Ne jugez jamais, au grand jamais, une entreprise sur la seule base du prix de son action. Yahoo! et Google sont toutes deux actives dans le domaine des moteurs de recherche en ligne et Yahoo! (YHOO) se négocie à 20 $ l’action et Google (GOOG) se négocie à 500 $ l’action. Cela veut-il dire que YHOO est bon marché et constitue le meilleur achat ? Absolument pas ! Vous devez examiner les ratios P/E des deux sociétés pour replacer leur cours de l’action dans le contexte des bénéfices et du nombre d’actions en circulation. Si vous ne comprenez toujours pas, relisez ce chapitre !
En supposant que vous comprenez le calcul du BPA, le calcul évident suivant après le BPA (bénéfice par action) est le flux de trésorerie par action. Il s’agit simplement du flux de trésorerie d’exploitation que vous voyez sur le tableau des flux de trésorerie divisé par le nombre d’actions en circulation.

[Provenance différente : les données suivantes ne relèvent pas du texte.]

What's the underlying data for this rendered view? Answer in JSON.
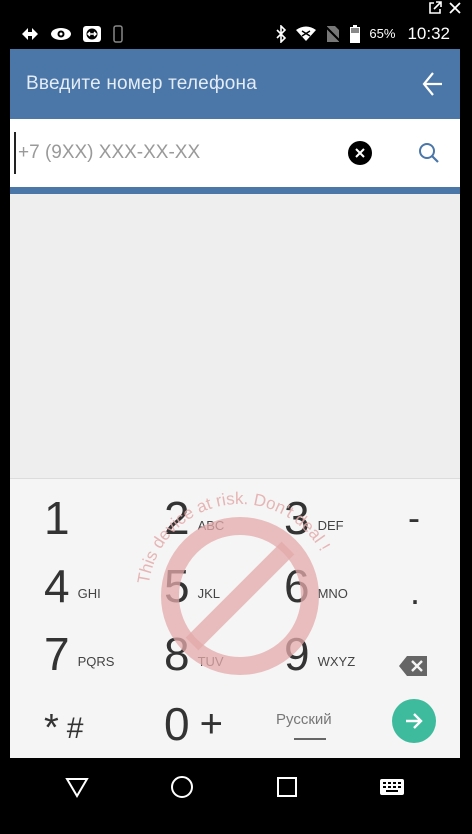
{
  "status_bar": {
    "battery": "65%",
    "time": "10:32"
  },
  "app_bar": {
    "title": "Введите номер телефона"
  },
  "search": {
    "placeholder": "+7 (9XX) XXX-XX-XX",
    "value": ""
  },
  "keypad": {
    "keys": [
      {
        "digit": "1",
        "letters": ""
      },
      {
        "digit": "2",
        "letters": "ABC"
      },
      {
        "digit": "3",
        "letters": "DEF"
      },
      {
        "digit": "4",
        "letters": "GHI"
      },
      {
        "digit": "5",
        "letters": "JKL"
      },
      {
        "digit": "6",
        "letters": "MNO"
      },
      {
        "digit": "7",
        "letters": "PQRS"
      },
      {
        "digit": "8",
        "letters": "TUV"
      },
      {
        "digit": "9",
        "letters": "WXYZ"
      },
      {
        "digit": "0",
        "letters": ""
      }
    ],
    "dash": "-",
    "dot": ".",
    "star": "*",
    "hash": "#",
    "plus": "+",
    "language": "Русский"
  },
  "watermark": {
    "text": "This device at risk. Don't deal !"
  },
  "colors": {
    "app_bar": "#4a76a8",
    "accent": "#3dbb9c",
    "watermark": "#e0a0a0"
  }
}
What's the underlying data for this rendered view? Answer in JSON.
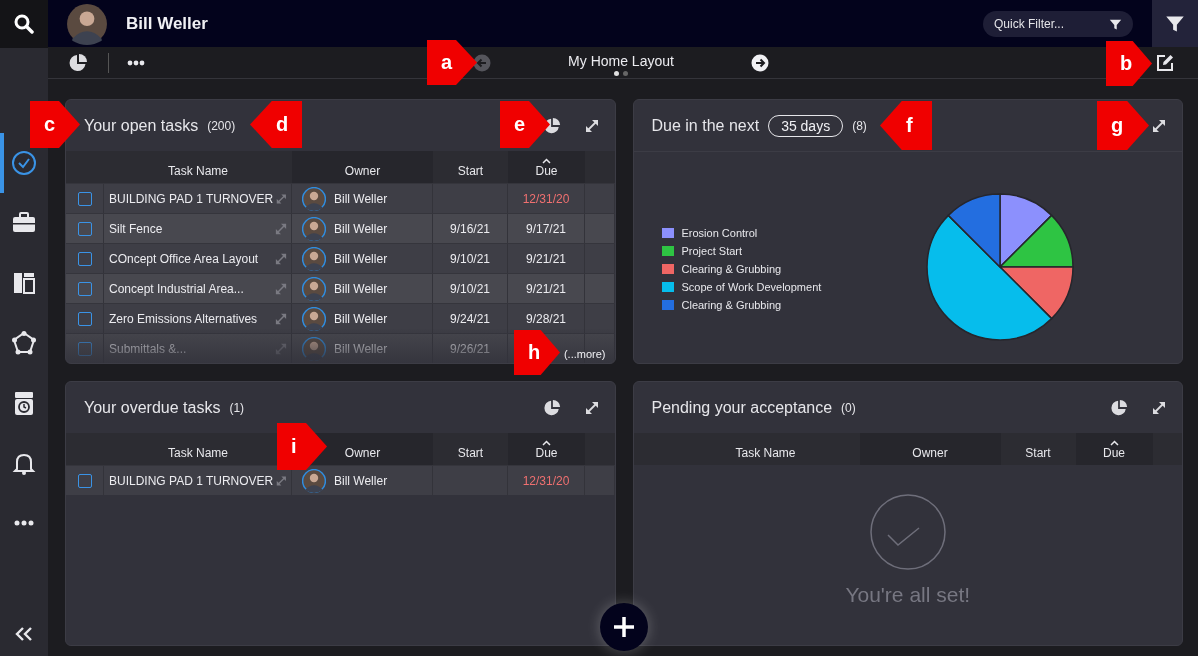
{
  "user": {
    "name": "Bill Weller"
  },
  "quick_filter": {
    "placeholder": "Quick Filter..."
  },
  "sidebar": {
    "items": [
      {
        "kind": "check",
        "selected": true
      },
      {
        "kind": "briefcase",
        "selected": false
      },
      {
        "kind": "layout",
        "selected": false
      },
      {
        "kind": "network",
        "selected": false
      },
      {
        "kind": "timer",
        "selected": false
      },
      {
        "kind": "bell",
        "selected": false
      },
      {
        "kind": "more",
        "selected": false
      }
    ]
  },
  "layout_nav": {
    "title": "My Home Layout",
    "prev_disabled": true,
    "next_disabled": false,
    "pages": [
      {
        "selected": true
      },
      {
        "selected": false
      }
    ]
  },
  "cards": [
    {
      "kind": "table",
      "title": "Your open tasks",
      "count": "(200)",
      "actions": [
        {
          "kind": "chart"
        },
        {
          "kind": "expand"
        }
      ],
      "columns": [
        {
          "label": "Task Name",
          "sorted": false
        },
        {
          "label": "Owner",
          "sorted": false
        },
        {
          "label": "Start",
          "sorted": false
        },
        {
          "label": "Due",
          "sorted": true
        }
      ],
      "rows": [
        {
          "checked": false,
          "task": "BUILDING PAD 1 TURNOVER",
          "owner": "Bill Weller",
          "due": "12/31/20",
          "overdue": true
        },
        {
          "checked": false,
          "task": "Silt Fence",
          "owner": "Bill Weller",
          "start": "9/16/21",
          "due": "9/17/21",
          "overdue": false
        },
        {
          "checked": false,
          "task": "COncept Office Area Layout",
          "owner": "Bill Weller",
          "start": "9/10/21",
          "due": "9/21/21",
          "overdue": false
        },
        {
          "checked": false,
          "task": "Concept Industrial Area...",
          "owner": "Bill Weller",
          "start": "9/10/21",
          "due": "9/21/21",
          "overdue": false
        },
        {
          "checked": false,
          "task": "Zero Emissions Alternatives",
          "owner": "Bill Weller",
          "start": "9/24/21",
          "due": "9/28/21",
          "overdue": false
        },
        {
          "checked": false,
          "task": "Submittals &...",
          "owner": "Bill Weller",
          "start": "9/26/21"
        }
      ],
      "more": "(...more)"
    },
    {
      "kind": "chart",
      "title": "Due in the next",
      "range": "35 days",
      "count": "(8)",
      "actions": [
        {
          "kind": "expand"
        }
      ],
      "legend": [
        {
          "color": "#8c90fd"
        },
        {
          "color": "#2ec443"
        },
        {
          "color": "#ef6664"
        },
        {
          "color": "#06bdec"
        },
        {
          "color": "#236ee0"
        }
      ],
      "chart_data": {
        "type": "pie",
        "categories": [
          "Erosion Control",
          "Project Start",
          "Clearing & Grubbing",
          "Scope of Work Development",
          "Clearing & Grubbing"
        ],
        "values": [
          12.5,
          12.5,
          12.5,
          50,
          12.5
        ]
      }
    },
    {
      "kind": "table",
      "title": "Your overdue tasks",
      "count": "(1)",
      "actions": [
        {
          "kind": "chart"
        },
        {
          "kind": "expand"
        }
      ],
      "columns": [
        {
          "label": "Task Name",
          "sorted": false
        },
        {
          "label": "Owner",
          "sorted": false
        },
        {
          "label": "Start",
          "sorted": false
        },
        {
          "label": "Due",
          "sorted": true
        }
      ],
      "rows": [
        {
          "checked": false,
          "task": "BUILDING PAD 1 TURNOVER",
          "owner": "Bill Weller",
          "due": "12/31/20",
          "overdue": true
        }
      ]
    },
    {
      "kind": "table",
      "title": "Pending your acceptance",
      "count": "(0)",
      "actions": [
        {
          "kind": "chart"
        },
        {
          "kind": "expand"
        }
      ],
      "columns": [
        {
          "label": "Task Name",
          "sorted": false
        },
        {
          "label": "Owner",
          "sorted": false
        },
        {
          "label": "Start",
          "sorted": false
        },
        {
          "label": "Due",
          "sorted": true
        }
      ],
      "empty_message": "You're all set!"
    }
  ],
  "callouts": [
    {
      "label": "a"
    },
    {
      "label": "b"
    },
    {
      "label": "c"
    },
    {
      "label": "d"
    },
    {
      "label": "e"
    },
    {
      "label": "f"
    },
    {
      "label": "g"
    },
    {
      "label": "h"
    },
    {
      "label": "i"
    }
  ]
}
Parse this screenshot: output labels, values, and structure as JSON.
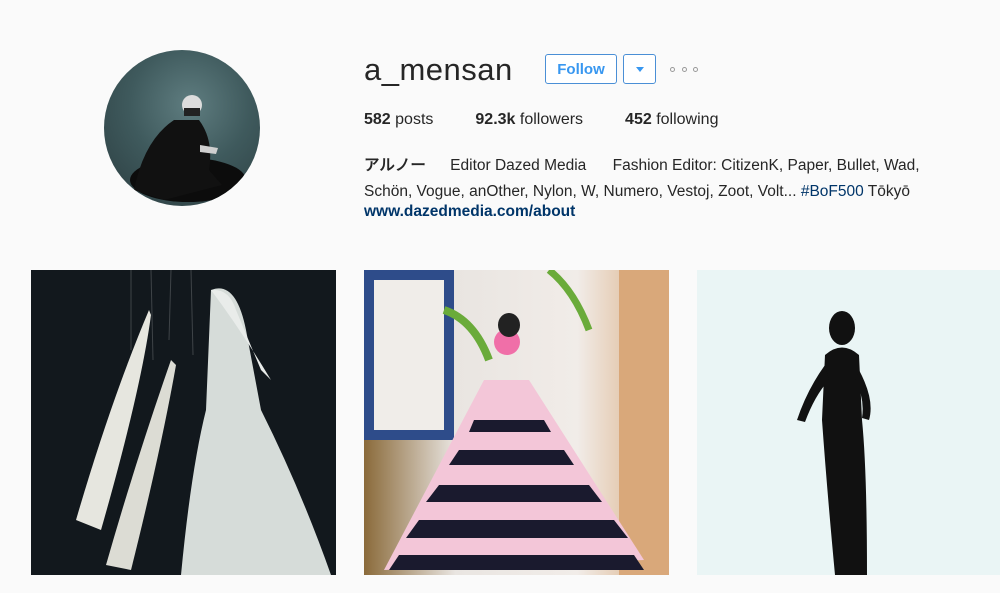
{
  "profile": {
    "username": "a_mensan",
    "follow_label": "Follow",
    "dropdown_icon": "caret-down-icon",
    "more_icon": "more-options-icon",
    "accent_color": "#3897f0"
  },
  "stats": {
    "posts_count": "582",
    "posts_label": "posts",
    "followers_count": "92.3k",
    "followers_label": "followers",
    "following_count": "452",
    "following_label": "following"
  },
  "bio": {
    "name": "アルノー",
    "part1": "Editor Dazed Media",
    "part2": "Fashion Editor: CitizenK, Paper, Bullet, Wad,",
    "part3": "Schön, Vogue, anOther, Nylon, W, Numero, Vestoj, Zoot, Volt...",
    "hashtag": "#BoF500",
    "location": "Tōkyō",
    "website": "www.dazedmedia.com/about"
  },
  "posts": [
    {
      "alt": "peacock-bride-photo"
    },
    {
      "alt": "striped-gown-photo"
    },
    {
      "alt": "silhouette-figure-photo"
    }
  ]
}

Comme vous avez appris les différences entre le bénéfice net et le flux de trésorerie, le calcul du flux de trésorerie par action élimine les éléments non monétaires qui encombrent parfois le compte de résultat et qui ne représentent pas de réelles sorties de trésorerie de l’entreprise. De nombreux analystes de Wall Street estiment que le flux de trésorerie par action est la meilleure façon d’évaluer véritablement une entreprise et, par conséquent, son action.
Rentabilité des capitaux propres
Le rendement des capitaux propres (ROE) est un autre indicateur fondamental qu’il faut mentionner lorsque nous essayons d’évaluer la performance d’une entreprise. Le ROE mesure la capacité d’une entreprise à générer des bénéfices à partir de l’argent investi par ses actionnaires.
Voyez les choses ainsi : si votre adolescent vous demandait d’emprunter 1 000 $ pour lancer une petite entreprise, il y a de fortes chances que vous acceptiez. Lorsqu’il reviendrait quelques mois plus tard pour demander 10 000 $, vous examineriez les résultats de son entreprise avec les 1 000 $ initiaux avant d’accorder le prêt suivant. C’est tellement logique que vous pourriez vous demander pourquoi davantage de personnes n’utilisent pas ce petit indicateur pratique avant d’injecter des sommes colossales dans un gouffre financier déguisé en entreprise.
Pour calculer le ROE, divisez le bénéfice par l’investissement initial. En reprenant cet exemple, si votre adolescent parvenait à dégager un bénéfice de 250 $ sur l’investissement initial de 1 000 $, le ROE serait de 25 % (250 $ / 1 000 $), ce qui serait un très bon ROE pour la plupart des entreprises de Wall Street aujourd’hui.